RegEx: Regular Expressions

Creation date: 4/1/2022 2:43 PM    Updated: 5/18/2022 3:26 PM
Regular Expressions (RegEx) are used to identify patterns of text.  This article is a basic introduction to RegEx and addresses common RegEx you might use in Angelfish.

RegEx is used throughout the entire Angelfish application to perform tasks like:
  • matching a group of log files in a Datasource
  • identifying hits to exclude from processing via a Filter
  • isolate Pages in a subdirectory
  • specify the Hostname for a Profile

RegEx provides a flexible way to describe what the pattern looks like, using a combination of characters. 


QUICK REFERENCE


^   Caret: Match from the beginning of the field
$   Dollar: Match to the end of the field
.   Period: Match any single character
|   Pipe: OR
*   Asterisk: Match zero or more of the previous item
?   Question Mark: Match zero or one of the previous item
[]  Brackets: Match one item in this list
()  Parentheses: Match contents of parenthesis as item
+   Plus Sign: Match one or more of the previous item
\   Backslash: Escape symbol for any of the above characters
.*  Wildcard - select all
.+  Wildcard - only select non-empty string


ANCHORS: ^ $


Anchors match a specified pattern from the beginning or from the end of a field. The caret and dollar symbols are anchors.

The caret ^ matches a pattern from the beginning of the field. For example:

^/page/ matches the following:
  • /page/default.aspx
  • /page/comm/2021/files.html
  • /page/media/image.png

The following patterns are not matched:
  • /subsite/page/default.aspx  (/page/ not at beginning)
  • /pages/contact.html  (/page/ not at beginning)
 
The dollar symbol $ matches a pattern to the end of the field. For example:

internal.corp$ matches the following:
  • finance.internal.corp
  • media.internal.corp
  • home.internal.corp

The following patterns will not be matched:
  • finance.internal.dev.corp  (does not end in internal.corp)
  • home.internal.com  (does not end in internal.corp)

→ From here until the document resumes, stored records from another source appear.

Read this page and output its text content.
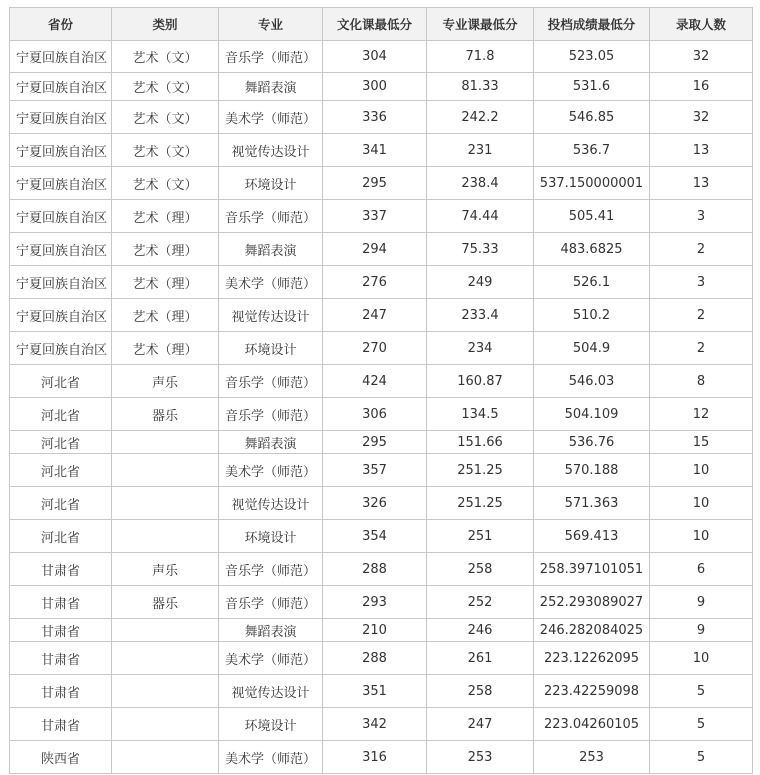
省份	类别	专业	文化课最低分	专业课最低分	投档成绩最低分	录取人数
宁夏回族自治区	艺术（文）	音乐学（师范）	304	71.8	523.05	32
宁夏回族自治区	艺术（文）	舞蹈表演	300	81.33	531.6	16
宁夏回族自治区	艺术（文）	美术学（师范）	336	242.2	546.85	32
宁夏回族自治区	艺术（文）	视觉传达设计	341	231	536.7	13
宁夏回族自治区	艺术（文）	环境设计	295	238.4	537.150000001	13
宁夏回族自治区	艺术（理）	音乐学（师范）	337	74.44	505.41	3
宁夏回族自治区	艺术（理）	舞蹈表演	294	75.33	483.6825	2
宁夏回族自治区	艺术（理）	美术学（师范）	276	249	526.1	3
宁夏回族自治区	艺术（理）	视觉传达设计	247	233.4	510.2	2
宁夏回族自治区	艺术（理）	环境设计	270	234	504.9	2
河北省	声乐	音乐学（师范）	424	160.87	546.03	8
河北省	器乐	音乐学（师范）	306	134.5	504.109	12
河北省		舞蹈表演	295	151.66	536.76	15
河北省		美术学（师范）	357	251.25	570.188	10
河北省		视觉传达设计	326	251.25	571.363	10
河北省		环境设计	354	251	569.413	10
甘肃省	声乐	音乐学（师范）	288	258	258.397101051	6
甘肃省	器乐	音乐学（师范）	293	252	252.293089027	9
甘肃省		舞蹈表演	210	246	246.282084025	9
甘肃省		美术学（师范）	288	261	223.12262095	10
甘肃省		视觉传达设计	351	258	223.42259098	5
甘肃省		环境设计	342	247	223.04260105	5
陕西省		美术学（师范）	316	253	253	5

You can combine anchors in a single pattern - here's an example of a match pattern for a specific Username:
  • ^gfitz$

Common Use Cases for Anchors
  • Filters
  • Profile Config: Hostname(s), Results Page Stem
  • Report Search Field


RANGES: [] ()


RegEx is used to match individual characters, combinations of characters, and ranges of characters.

Brackets [] allow you to specify individual characters that appear in the string. Brackets look at each individual character, not whole strings.  

  • [agf] matches a or g or f
  • [0123] matches 0 or 1 or 2 or 3
 
Rather than typing individual characters, you can type a range in a bracket. For example:

  • [a-z] matches any lowercase letter
  • [A-Z] matches any uppercase letter
  • [0-9] matches any single number
  • [a-z0-9] matches any lowercase letter or number
  • [a-zA-Z0-9] matches any letter or number
  • [2-4x-z] matches 2 or 3 or 4 or x or y or z

Parentheses () allow you to match a string of characters in a specific order, like (blue) and (green). 

To match multiple strings, enclose them in parentheses and use a pipe | between each string.
 
  • (blue|green)
  • default.(aspx|html)$
  • ^/(page|image)/

Common Use Cases for Ranges
- Datasources
- Filters
- Report Search Field
 

QUANTIFIERS: ? + *


With RegEx, you can specify the number of times a pattern should occur.

A question mark ? after a character matches zero or one of the previous item, which makes the item optional.

^crawl? matches the following:
  • crawl
  • craw
  • crawfish  (the l is optional, making ^craw the match pattern)

(www\.)?website\.com$ matches the following
  • www.website.com
  • website.com

A plus sign + matches one or more of the previous item.

/+ matches the following slash patterns:
  • /
  • //
  • ////////

.+ is a wildcard that only matches a non-empty string

An asterisk * matches zero or more of the previous item.

.* is a wildcard that matches an empty or non-empty field.

Common Use Cases for Quantifiers
- Datasources  e.g. /logs/2022/u_ex220[1-6].*
- Filters
- Report Search Field


ESCAPE SYMBOL: \


Occasionally you'll want to match a character that has a RegEx value.  For example:

.com matches the following:
  • website.com
  • marcom.net  (the r is matched by the .)

The backslash \ allows you to escape the value of a RegEx character. 

Using the above example, you can escape the RegEx value of the period by adding a backslash, like this:
\.com

This forces a match pattern of ".com" (dot com) instead of "any single character followed by com"

To match a series of special characters in a row, escape each character individually.
  • $? is matched by \$\?

To match a single literal backslash, type two backslashes: the first backslash escapes the RegEx value of the second.

If you're unsure a character has a RegEx value or not, you can escape it with impunity.